Relay, view, or test a video stream. Use the --video-input and --video-output arguments to set the video source and output protocols used from jetson_utils like V4L2, CSI, RTP/RTSP, WebRTC, or static video files.

For example, this will capture a V4L2 camera and serve it via WebRTC with H.264 encoding:

python3 -m nano_llm.agents.video_stream \
   --video-input /dev/video0 \
   --video-output webrtc://@:8554/output

It’s also used as a basic test of video streaming before using more complex agents that rely on it.

__init__(video_input=None, video_output=None, **kwargs)[source]

Parameters:

video_input (Plugin|str) – the VideoSource plugin instance, or URL of the video stream or camera device.
video_output (Plugin|str) – the VideoOutput plugin instance, or output stream URL / device ID.

Video Query

class VideoQuery(model='liuhaotian/llava-v1.5-13b', nanodb=None, vision_scaling='resize', **kwargs)[source]

Bases: Agent

Closed-loop visual agent that repeatedly applies a set of prompts to a video stream, and is also able to match the incoming stream against a vector database, and then use the matching metadata for multimodal RAG. Also serves an interactive web UI for the user to change queries, set event filters, and tag images in the database.

__init__(model='liuhaotian/llava-v1.5-13b', nanodb=None, vision_scaling='resize', **kwargs)[source]

Parameters:

model (NanoLLM|str) – the NanoLLM multimodal model instance, or name/path of a multimodal model to load.
nanodb (NanoDB|str) – optional NanoDB plugin instance (or path to a NanoDB on disk) to match the incoming stream against.
vision_scaling (str) – 'resize' to ignore aspect ratio when downscaling to the often-square resolution of the vision encoder, or crop to center-crop the images first to maintain aspect ratio (while discarding pixels).
kwargs – forwarded to the plugin initializers for ChatQuery, VideoSource, and VideoOutput

llm: The model plugin (ChatQuery)

video_source: The video source plugin

video_output: The video output plugin

server: the webserver (by default on https://localhost:8050)
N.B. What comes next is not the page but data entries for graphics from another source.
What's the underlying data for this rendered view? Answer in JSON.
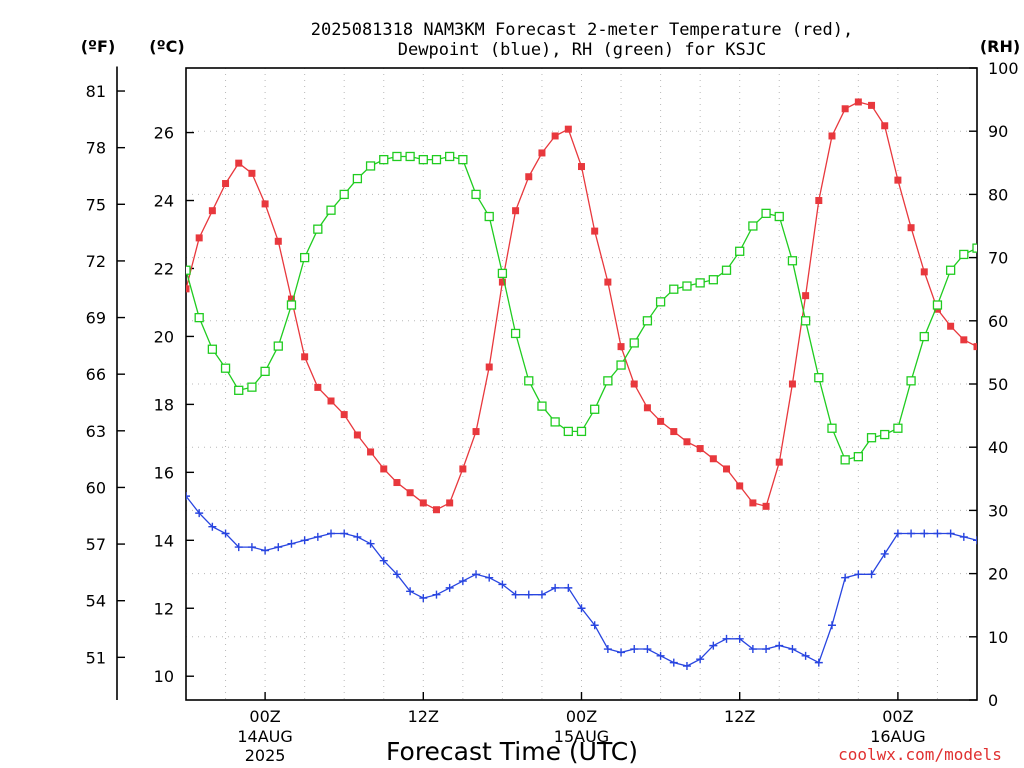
{
  "title": {
    "line1": "2025081318 NAM3KM Forecast 2-meter Temperature (red),",
    "line2": "Dewpoint (blue), RH (green) for KSJC"
  },
  "units": {
    "fahrenheit": "(ºF)",
    "celsius": "(ºC)",
    "rh": "(RH)"
  },
  "x_axis": {
    "title": "Forecast Time (UTC)",
    "ticks": [
      {
        "h": 6,
        "label": "00Z",
        "sub1": "14AUG",
        "sub2": "2025"
      },
      {
        "h": 18,
        "label": "12Z",
        "sub1": "",
        "sub2": ""
      },
      {
        "h": 30,
        "label": "00Z",
        "sub1": "15AUG",
        "sub2": ""
      },
      {
        "h": 42,
        "label": "12Z",
        "sub1": "",
        "sub2": ""
      },
      {
        "h": 54,
        "label": "00Z",
        "sub1": "16AUG",
        "sub2": ""
      }
    ]
  },
  "credit": "coolwx.com/models",
  "colors": {
    "temperature": "#e8383d",
    "dewpoint": "#2845e0",
    "rh": "#20cc20",
    "background": "#ffffff"
  },
  "chart_data": {
    "type": "line",
    "x_unit": "forecast hour from 2025-08-13 18Z",
    "x": [
      0,
      1,
      2,
      3,
      4,
      5,
      6,
      7,
      8,
      9,
      10,
      11,
      12,
      13,
      14,
      15,
      16,
      17,
      18,
      19,
      20,
      21,
      22,
      23,
      24,
      25,
      26,
      27,
      28,
      29,
      30,
      31,
      32,
      33,
      34,
      35,
      36,
      37,
      38,
      39,
      40,
      41,
      42,
      43,
      44,
      45,
      46,
      47,
      48,
      49,
      50,
      51,
      52,
      53,
      54,
      55,
      56,
      57,
      58,
      59,
      60
    ],
    "xlim": [
      0,
      60
    ],
    "y_left_celsius": {
      "lim": [
        9.3,
        27.9
      ],
      "ticks": [
        10,
        12,
        14,
        16,
        18,
        20,
        22,
        24,
        26
      ]
    },
    "y_left_fahrenheit": {
      "ticks": [
        51,
        54,
        57,
        60,
        63,
        66,
        69,
        72,
        75,
        78,
        81
      ]
    },
    "y_right_rh": {
      "lim": [
        0,
        100
      ],
      "ticks": [
        0,
        10,
        20,
        30,
        40,
        50,
        60,
        70,
        80,
        90,
        100
      ]
    },
    "series": [
      {
        "name": "Temperature",
        "axis": "celsius",
        "marker": "filled-square",
        "values": [
          21.4,
          22.9,
          23.7,
          24.5,
          25.1,
          24.8,
          23.9,
          22.8,
          21.1,
          19.4,
          18.5,
          18.1,
          17.7,
          17.1,
          16.6,
          16.1,
          15.7,
          15.4,
          15.1,
          14.9,
          15.1,
          16.1,
          17.2,
          19.1,
          21.6,
          23.7,
          24.7,
          25.4,
          25.9,
          26.1,
          25.0,
          23.1,
          21.6,
          19.7,
          18.6,
          17.9,
          17.5,
          17.2,
          16.9,
          16.7,
          16.4,
          16.1,
          15.6,
          15.1,
          15.0,
          16.3,
          18.6,
          21.2,
          24.0,
          25.9,
          26.7,
          26.9,
          26.8,
          26.2,
          24.6,
          23.2,
          21.9,
          20.8,
          20.3,
          19.9,
          19.7
        ]
      },
      {
        "name": "Dewpoint",
        "axis": "celsius",
        "marker": "plus",
        "values": [
          15.3,
          14.8,
          14.4,
          14.2,
          13.8,
          13.8,
          13.7,
          13.8,
          13.9,
          14.0,
          14.1,
          14.2,
          14.2,
          14.1,
          13.9,
          13.4,
          13.0,
          12.5,
          12.3,
          12.4,
          12.6,
          12.8,
          13.0,
          12.9,
          12.7,
          12.4,
          12.4,
          12.4,
          12.6,
          12.6,
          12.0,
          11.5,
          10.8,
          10.7,
          10.8,
          10.8,
          10.6,
          10.4,
          10.3,
          10.5,
          10.9,
          11.1,
          11.1,
          10.8,
          10.8,
          10.9,
          10.8,
          10.6,
          10.4,
          11.5,
          12.9,
          13.0,
          13.0,
          13.6,
          14.2,
          14.2,
          14.2,
          14.2,
          14.2,
          14.1,
          14.0
        ]
      },
      {
        "name": "RH",
        "axis": "rh",
        "marker": "open-square",
        "values": [
          68,
          60.5,
          55.5,
          52.5,
          49,
          49.5,
          52,
          56,
          62.5,
          70,
          74.5,
          77.5,
          80,
          82.5,
          84.5,
          85.5,
          86,
          86,
          85.5,
          85.5,
          86,
          85.5,
          80,
          76.5,
          67.5,
          58,
          50.5,
          46.5,
          44,
          42.5,
          42.5,
          46,
          50.5,
          53,
          56.5,
          60,
          63,
          65,
          65.5,
          66,
          66.5,
          68,
          71,
          75,
          77,
          76.5,
          69.5,
          60,
          51,
          43,
          38,
          38.5,
          41.5,
          42,
          43,
          50.5,
          57.5,
          62.5,
          68,
          70.5,
          71.5
        ]
      }
    ]
  }
}
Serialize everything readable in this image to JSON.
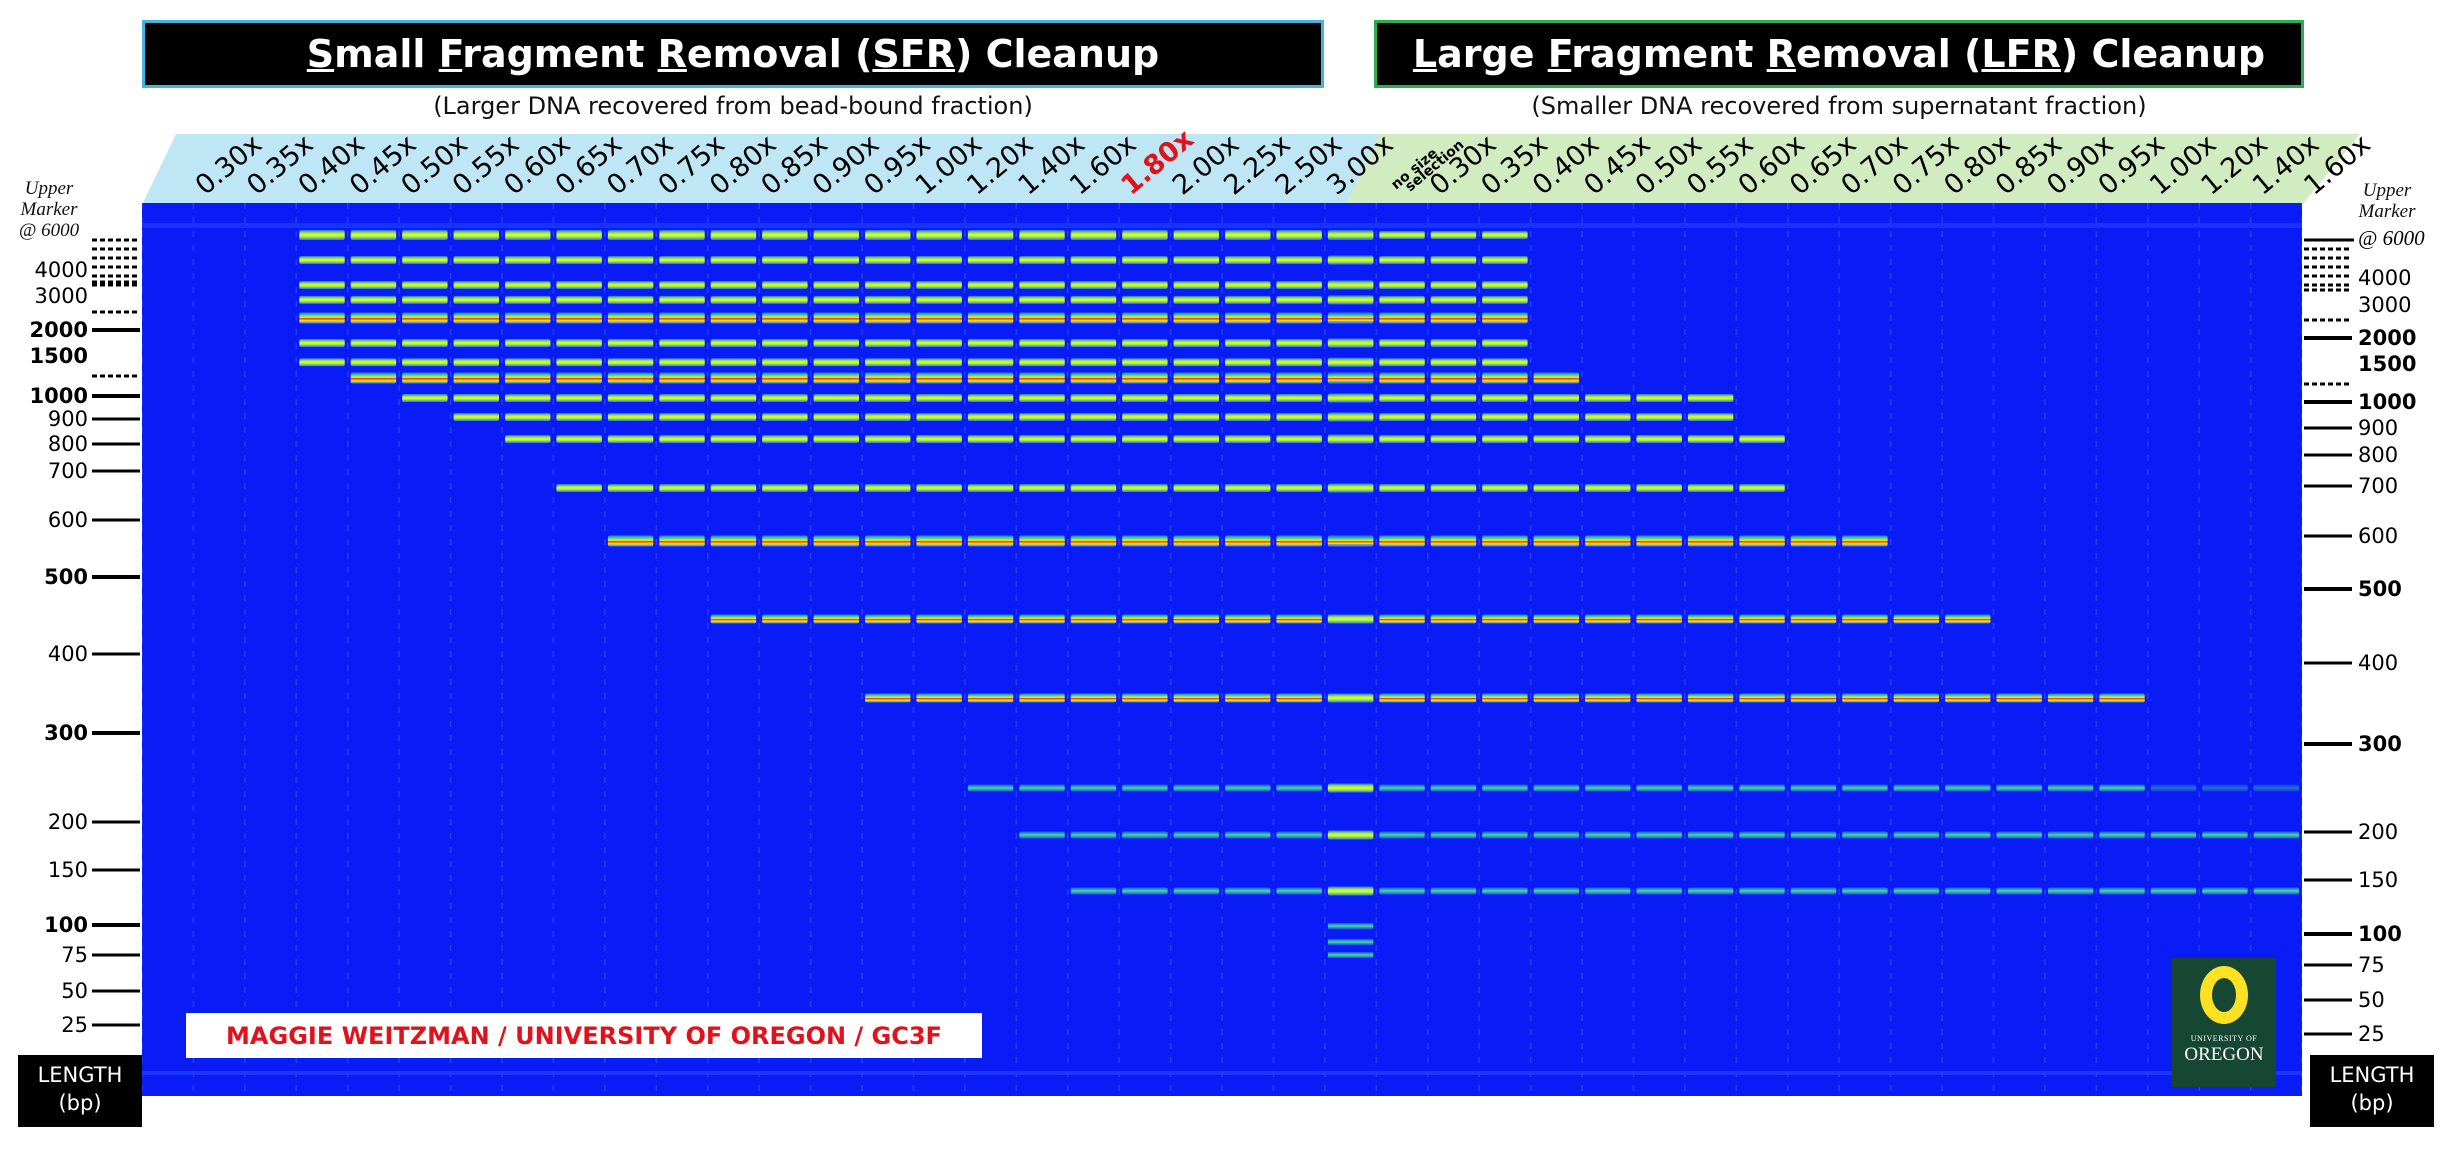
{
  "sfr": {
    "title_parts": [
      {
        "t": "S",
        "u": true
      },
      {
        "t": "mall ",
        "u": false
      },
      {
        "t": "F",
        "u": true
      },
      {
        "t": "ragment ",
        "u": false
      },
      {
        "t": "R",
        "u": true
      },
      {
        "t": "emoval (",
        "u": false
      },
      {
        "t": "SFR",
        "u": true
      },
      {
        "t": ") Cleanup",
        "u": false
      }
    ],
    "subtitle": "(Larger DNA recovered from bead-bound fraction)"
  },
  "lfr": {
    "title_parts": [
      {
        "t": "L",
        "u": true
      },
      {
        "t": "arge ",
        "u": false
      },
      {
        "t": "F",
        "u": true
      },
      {
        "t": "ragment ",
        "u": false
      },
      {
        "t": "R",
        "u": true
      },
      {
        "t": "emoval (",
        "u": false
      },
      {
        "t": "LFR",
        "u": true
      },
      {
        "t": ") Cleanup",
        "u": false
      }
    ],
    "subtitle": "(Smaller DNA recovered from supernatant fraction)"
  },
  "lanes": {
    "sfr": [
      "0.30x",
      "0.35x",
      "0.40x",
      "0.45x",
      "0.50x",
      "0.55x",
      "0.60x",
      "0.65x",
      "0.70x",
      "0.75x",
      "0.80x",
      "0.85x",
      "0.90x",
      "0.95x",
      "1.00x",
      "1.20x",
      "1.40x",
      "1.60x",
      "1.80x",
      "2.00x",
      "2.25x",
      "2.50x",
      "3.00x"
    ],
    "highlight": "1.80x",
    "none_label_1": "no size",
    "none_label_2": "selection",
    "lfr": [
      "0.30x",
      "0.35x",
      "0.40x",
      "0.45x",
      "0.50x",
      "0.55x",
      "0.60x",
      "0.65x",
      "0.70x",
      "0.75x",
      "0.80x",
      "0.85x",
      "0.90x",
      "0.95x",
      "1.00x",
      "1.20x",
      "1.40x",
      "1.60x"
    ]
  },
  "ladder": {
    "title_lines": [
      "Upper",
      "Marker"
    ],
    "upper_left": "@ 6000",
    "upper_right": "@ 6000",
    "sizes": [
      "4000",
      "3000",
      "2000",
      "1500",
      "1000",
      "900",
      "800",
      "700",
      "600",
      "500",
      "400",
      "300",
      "200",
      "150",
      "100",
      "75",
      "50",
      "25"
    ],
    "bold": [
      "2000",
      "1500",
      "1000",
      "500",
      "300",
      "100"
    ]
  },
  "length_box": {
    "line1": "LENGTH",
    "line2": "(bp)"
  },
  "credit": "MAGGIE WEITZMAN / UNIVERSITY OF OREGON / GC3F",
  "logo": {
    "small": "UNIVERSITY OF",
    "big": "OREGON"
  },
  "colors": {
    "gel": "#0a1cf5",
    "sfr_accent": "#bfe6f5",
    "lfr_accent": "#d2ecc1",
    "highlight": "#e0121c"
  }
}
events: event filters for parsing bot output and triggering actions when conditions are met.

on_video(image)[source]: When a new frame is recieved from the video source, run the model on it with the set prompt, applying RAG using the metadata from the most-similar match from the vector database (if enabled). Then render the latest text from the model over the image, and send it to the output video stream.

on_text(text)[source]: When new output is recieved from the model, update the text to render, and check if it satisfied any of the event filters when the output is complete.

on_image_embedding(embedding)[source]: Recieve the image embedding from CLIP that was used when the model processed the last image, and search it against the database to find the most similar images and their metadata for RAG. Also, if the user requested the last image be tagged, add the embedding to the vector database along with the metadata tags.

on_search(results)[source]: Recieve the similar matches from the vector database and update RAG with them, along with the most recent results shown in the web UI.

on_websocket(msg, msg_type=0, metadata='', **kwargs)[source]: Websocket message handler from the client.

start()[source]: Start the webserver & websocket listening in other threads.